The past century witnessed unprecedented advances in health and health care. For example, the average American life Dr. Darryl Dykesexpectancy at birth increased from 47.3 years in 1900 to a record high of 78.7 years in 2010. Beyond increased length of life, significant gains in health and quality of life have resulted from our improved ability to prevent or alleviate pain, disfigurement, and disability. These gains are credited to the rapid accumulation of biomedical knowledge, technological advances in the diagnosis and treatment of diseases, and public health measures such as improvements in immunization programs, infectious disease control, workplace safety, motor-vehicle safety, food safety, *1132 maternal and baby health, and tobacco control. However, significant health disparities exist for certain subsets of the American population, including “ethnic minorities, women, children, the elderly, the handicapped, the poor, prisoners, lesbians, gays, and the transgender population.” For instance, the life expectancy of black Americans is 3.8 years lower than that of white Americans, the life expectancy for American Indians is 4.2 years less than that for the U.S. general population, and thirty percent of U.S. counties witnessed declining life expectancy of women in the past decade while that of men has increased. Furthermore, when compared to whites, many minority groups have poorer health outcomes and higher incidence of diseases, such as cardiovascular disease, hypertension, HIV/AIDS, diabetes, and infant mortality. Even proven quality-of-life-restoring orthopedic procedures such as total knee replacement and total hip replacement are provided less frequently to black patients than to white patients, despite similar degrees of radiographic arthritis, pain, and disability. Beyond the severe human toll of these inequities, racial and ethnic health disparities also have a profound economic toll on the United States. Between 2003 and 2006, thirty percent (or $229.4 billion) of direct medical care expenditures for African Americans, Asians, and Hispanics were excess costs due to *1133 health inequities. Over this three-year period, eliminating minority health inequities “would have reduced indirect costs associated with illness and premature death by more than one trillion dollars.” Annualized, the direct and indirect costs of health inequities in the United States exact a $309.3 billion burden on the economy.

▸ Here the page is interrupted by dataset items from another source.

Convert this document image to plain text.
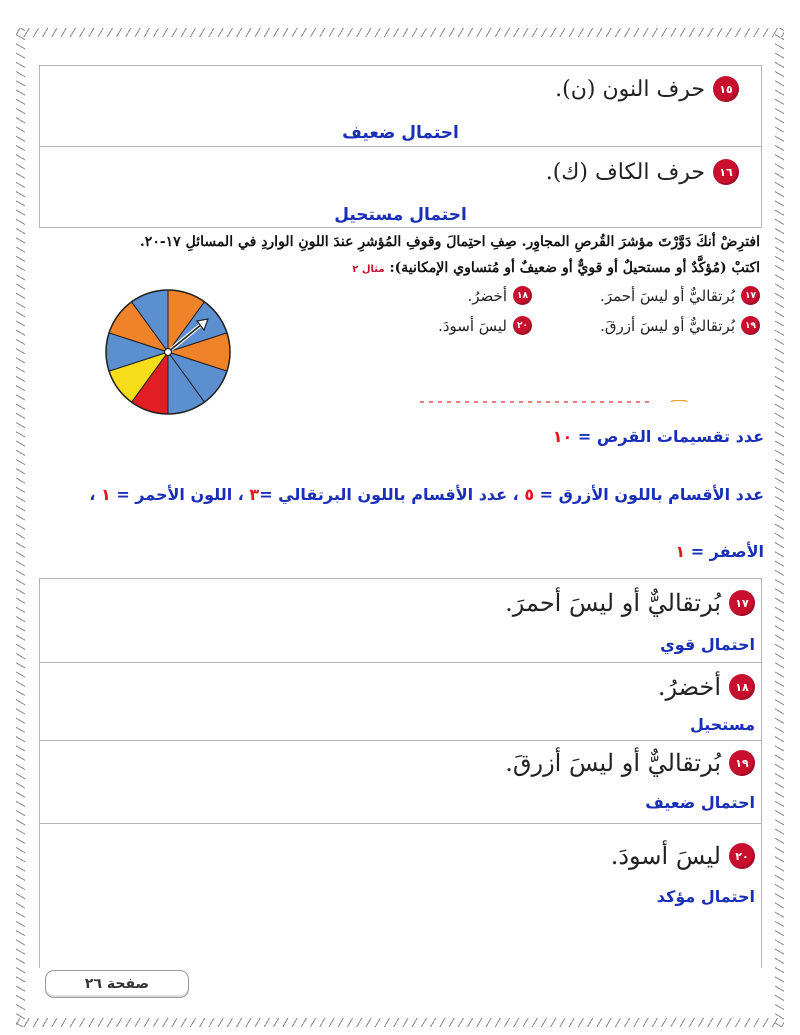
١٥
حرف النون (ن).
احتمال ضعيف
١٦
حرف الكاف (ك).
احتمال مستحيل
افترِضْ أنكَ دَوَّرْتَ مؤشرَ القُرصِ المجاوِر. صِفِ احتِمالَ وقوفِ المُؤشرِ عندَ اللونِ الواردِ في المسائلِ ١٧-٢٠.
اكتبْ (مُؤكَّدٌ أو مستحيلٌ أو قويٌّ أو ضعيفٌ أو مُتساوي الإمكانية): مثال ٢
١٧
بُرتقاليٌّ أو ليسَ أحمرَ.
١٨
أخضرُ.
١٩
بُرتقاليٌّ أو ليسَ أزرقَ.
٢٠
ليسَ أسودَ.
عدد تقسيمات القرص = ١٠
عدد الأقسام باللون الأزرق = ٥ ، عدد الأقسام باللون البرتقالي =٣ ، اللون الأحمر = ١ ،
الأصفر = ١
١٧
بُرتقاليٌّ أو ليسَ أحمرَ.
احتمال قوي
١٨
أخضرُ.
مستحيل
١٩
بُرتقاليٌّ أو ليسَ أزرقَ.
احتمال ضعيف
٢٠
ليسَ أسودَ.
احتمال مؤكد
صفحة ٢٦
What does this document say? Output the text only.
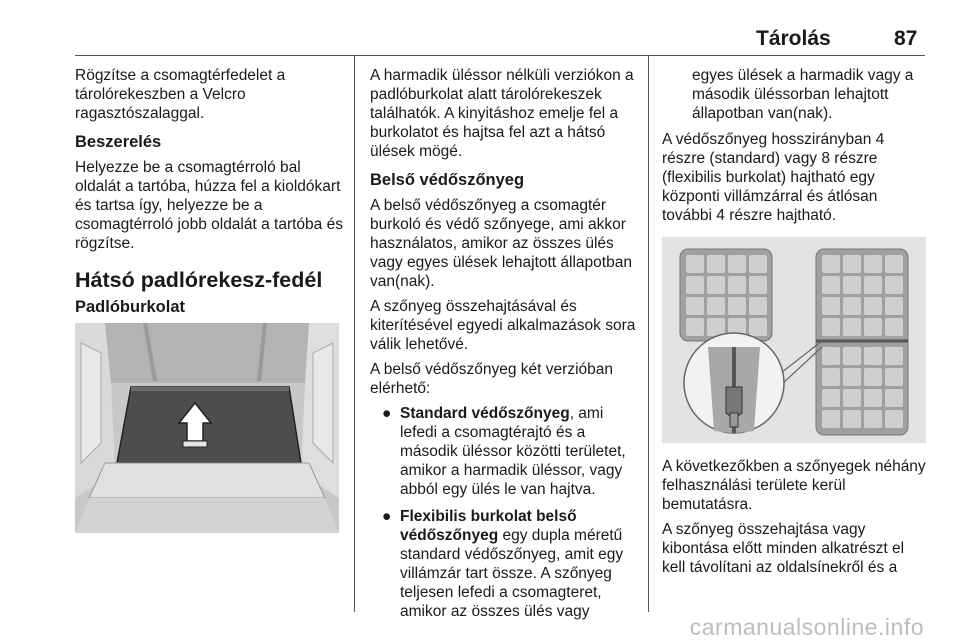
Tárolás	87

Rögzítse a csomagtérfedelet a tárolórekeszben a Velcro ragasztószalaggal.

Beszerelés

Helyezze be a csomagtérroló bal oldalát a tartóba, húzza fel a kioldókart és tartsa így, helyezze be a csomagtérroló jobb oldalát a tartóba és rögzítse.

Hátsó padlórekesz-fedél
Padlóburkolat

A harmadik üléssor nélküli verziókon a padlóburkolat alatt tárolórekeszek találhatók. A kinyitáshoz emelje fel a burkolatot és hajtsa fel azt a hátsó ülések mögé.

Belső védőszőnyeg

A belső védőszőnyeg a csomagtér burkoló és védő szőnyege, ami akkor használatos, amikor az összes ülés vagy egyes ülések lehajtott állapotban van(nak).

A szőnyeg összehajtásával és kiterítésével egyedi alkalmazások sora válik lehetővé.

A belső védőszőnyeg két verzióban elérhető:

● Standard védőszőnyeg, ami lefedi a csomagtérajtó és a második üléssor közötti területet, amikor a harmadik üléssor, vagy abból egy ülés le van hajtva.
● Flexibilis burkolat belső védőszőnyeg egy dupla méretű standard védőszőnyeg, amit egy villámzár tart össze. A szőnyeg teljesen lefedi a csomagteret, amikor az összes ülés vagy

egyes ülések a harmadik vagy a második üléssorban lehajtott állapotban van(nak).

A védőszőnyeg hosszirányban 4 részre (standard) vagy 8 részre (flexibilis burkolat) hajtható egy központi villámzárral és átlósan további 4 részre hajtható.

A következőkben a szőnyegek néhány felhasználási területe kerül bemutatásra.

A szőnyeg összehajtása vagy kibontása előtt minden alkatrészt el kell távolítani az oldalsínekről és a

carmanualsonline.info
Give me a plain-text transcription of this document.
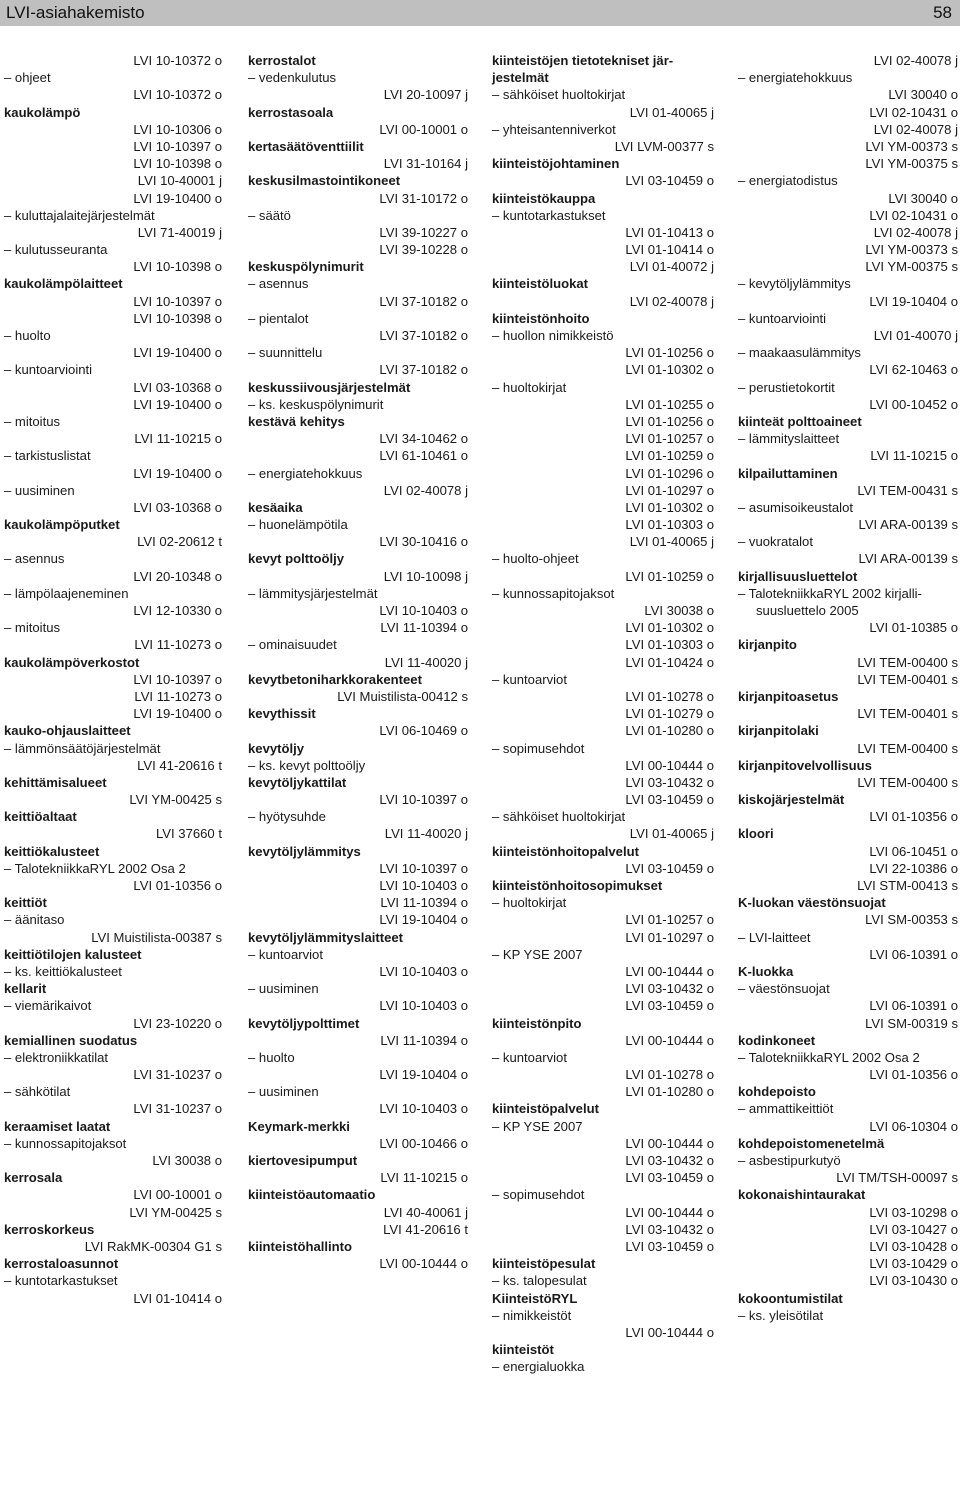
LVI-asiahakemisto	58
LVI 10-10372 o
– ohjeet
LVI 10-10372 o
kaukolämpö
LVI 10-10306 o
LVI 10-10397 o
LVI 10-10398 o
LVI 10-40001 j
LVI 19-10400 o
– kuluttajalaitejärjestelmät
LVI 71-40019 j
– kulutusseuranta
LVI 10-10398 o
kaukolämpölaitteet
LVI 10-10397 o
LVI 10-10398 o
– huolto
LVI 19-10400 o
– kuntoarviointi
LVI 03-10368 o
LVI 19-10400 o
– mitoitus
LVI 11-10215 o
– tarkistuslistat
LVI 19-10400 o
– uusiminen
LVI 03-10368 o
kaukolämpöputket
LVI 02-20612 t
– asennus
LVI 20-10348 o
– lämpölaajeneminen
LVI 12-10330 o
– mitoitus
LVI 11-10273 o
kaukolämpöverkostot
LVI 10-10397 o
LVI 11-10273 o
LVI 19-10400 o
kauko-ohjauslaitteet
– lämmönsäätöjärjestelmät
LVI 41-20616 t
kehittämisalueet
LVI YM-00425 s
keittiöaltaat
LVI 37660 t
keittiökalusteet
– TalotekniikkaRYL 2002 Osa 2
LVI 01-10356 o
keittiöt
– äänitaso
LVI Muistilista-00387 s
keittiötilojen kalusteet
– ks. keittiökalusteet
kellarit
– viemärikaivot
LVI 23-10220 o
kemiallinen suodatus
– elektroniikkatilat
LVI 31-10237 o
– sähkötilat
LVI 31-10237 o
keraamiset laatat
– kunnossapitojaksot
LVI 30038 o
kerrosala
LVI 00-10001 o
LVI YM-00425 s
kerroskorkeus
LVI RakMK-00304 G1 s
kerrostaloasunnot
– kuntotarkastukset
LVI 01-10414 o
kerrostalot
– vedenkulutus
LVI 20-10097 j
kerrostasoala
LVI 00-10001 o
kertasäätöventtiilit
LVI 31-10164 j
keskusilmastointikoneet
LVI 31-10172 o
– säätö
LVI 39-10227 o
LVI 39-10228 o
keskuspölynimurit
– asennus
LVI 37-10182 o
– pientalot
LVI 37-10182 o
– suunnittelu
LVI 37-10182 o
keskussiivousjärjestelmät
– ks. keskuspölynimurit
kestävä kehitys
LVI 34-10462 o
LVI 61-10461 o
– energiatehokkuus
LVI 02-40078 j
kesäaika
– huonelämpötila
LVI 30-10416 o
kevyt polttoöljy
LVI 10-10098 j
– lämmitysjärjestelmät
LVI 10-10403 o
LVI 11-10394 o
– ominaisuudet
LVI 11-40020 j
kevytbetoniharkkorakenteet
LVI Muistilista-00412 s
kevythissit
LVI 06-10469 o
kevytöljy
– ks. kevyt polttoöljy
kevytöljykattilat
LVI 10-10397 o
– hyötysuhde
LVI 11-40020 j
kevytöljylämmitys
LVI 10-10397 o
LVI 10-10403 o
LVI 11-10394 o
LVI 19-10404 o
kevytöljylämmityslaitteet
– kuntoarviot
LVI 10-10403 o
– uusiminen
LVI 10-10403 o
kevytöljypolttimet
LVI 11-10394 o
– huolto
LVI 19-10404 o
– uusiminen
LVI 10-10403 o
Keymark-merkki
LVI 00-10466 o
kiertovesipumput
LVI 11-10215 o
kiinteistöautomaatio
LVI 40-40061 j
LVI 41-20616 t
kiinteistöhallinto
LVI 00-10444 o
kiinteistöjen tietotekniset jär-
jestelmät
– sähköiset huoltokirjat
LVI 01-40065 j
– yhteisantenniverkot
LVI LVM-00377 s
kiinteistöjohtaminen
LVI 03-10459 o
kiinteistökauppa
– kuntotarkastukset
LVI 01-10413 o
LVI 01-10414 o
LVI 01-40072 j
kiinteistöluokat
LVI 02-40078 j
kiinteistönhoito
– huollon nimikkeistö
LVI 01-10256 o
LVI 01-10302 o
– huoltokirjat
LVI 01-10255 o
LVI 01-10256 o
LVI 01-10257 o
LVI 01-10259 o
LVI 01-10296 o
LVI 01-10297 o
LVI 01-10302 o
LVI 01-10303 o
LVI 01-40065 j
– huolto-ohjeet
LVI 01-10259 o
– kunnossapitojaksot
LVI 30038 o
LVI 01-10302 o
LVI 01-10303 o
LVI 01-10424 o
– kuntoarviot
LVI 01-10278 o
LVI 01-10279 o
LVI 01-10280 o
– sopimusehdot
LVI 00-10444 o
LVI 03-10432 o
LVI 03-10459 o
– sähköiset huoltokirjat
LVI 01-40065 j
kiinteistönhoitopalvelut
LVI 03-10459 o
kiinteistönhoitosopimukset
– huoltokirjat
LVI 01-10257 o
LVI 01-10297 o
– KP YSE 2007
LVI 00-10444 o
LVI 03-10432 o
LVI 03-10459 o
kiinteistönpito
LVI 00-10444 o
– kuntoarviot
LVI 01-10278 o
LVI 01-10280 o
kiinteistöpalvelut
– KP YSE 2007
LVI 00-10444 o
LVI 03-10432 o
LVI 03-10459 o
– sopimusehdot
LVI 00-10444 o
LVI 03-10432 o
LVI 03-10459 o
kiinteistöpesulat
– ks. talopesulat
KiinteistöRYL
– nimikkeistöt
LVI 00-10444 o
kiinteistöt
– energialuokka
LVI 02-40078 j
– energiatehokkuus
LVI 30040 o
LVI 02-10431 o
LVI 02-40078 j
LVI YM-00373 s
LVI YM-00375 s
– energiatodistus
LVI 30040 o
LVI 02-10431 o
LVI 02-40078 j
LVI YM-00373 s
LVI YM-00375 s
– kevytöljylämmitys
LVI 19-10404 o
– kuntoarviointi
LVI 01-40070 j
– maakaasulämmitys
LVI 62-10463 o
– perustietokortit
LVI 00-10452 o
kiinteät polttoaineet
– lämmityslaitteet
LVI 11-10215 o
kilpailuttaminen
LVI TEM-00431 s
– asumisoikeustalot
LVI ARA-00139 s
– vuokratalot
LVI ARA-00139 s
kirjallisuusluettelot
– TalotekniikkaRYL 2002 kirjalli-
suusluettelo 2005
LVI 01-10385 o
kirjanpito
LVI TEM-00400 s
LVI TEM-00401 s
kirjanpitoasetus
LVI TEM-00401 s
kirjanpitolaki
LVI TEM-00400 s
kirjanpitovelvollisuus
LVI TEM-00400 s
kiskojärjestelmät
LVI 01-10356 o
kloori
LVI 06-10451 o
LVI 22-10386 o
LVI STM-00413 s
K-luokan väestönsuojat
LVI SM-00353 s
– LVI-laitteet
LVI 06-10391 o
K-luokka
– väestönsuojat
LVI 06-10391 o
LVI SM-00319 s
kodinkoneet
– TalotekniikkaRYL 2002 Osa 2
LVI 01-10356 o
kohdepoisto
– ammattikeittiöt
LVI 06-10304 o
kohdepoistomenetelmä
– asbestipurkutyö
LVI TM/TSH-00097 s
kokonaishintaurakat
LVI 03-10298 o
LVI 03-10427 o
LVI 03-10428 o
LVI 03-10429 o
LVI 03-10430 o
kokoontumistilat
– ks. yleisötilat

Health disparities are rooted in a complex system of past and present social, cultural, economic, political, medical, and legal issues that, either individually or collectively, result in poorer health or health outcomes for some Americans. This Article explores the relationships between racial and ethnic health disparities and American legislation, regulation, and litigation. First, this Article reviews the history and current state of health disparities in America with a focus on the legal issues that have contributed to the formation of health disparities, as well as the legal solutions that have been advanced to promote health equity. Finally, this Article examines how the law currently confronts health disparities and how legal approaches will impact health disparities in the future, particularly in light of recent health reform measures, including the Affordable Care Act of 2010 (ACA).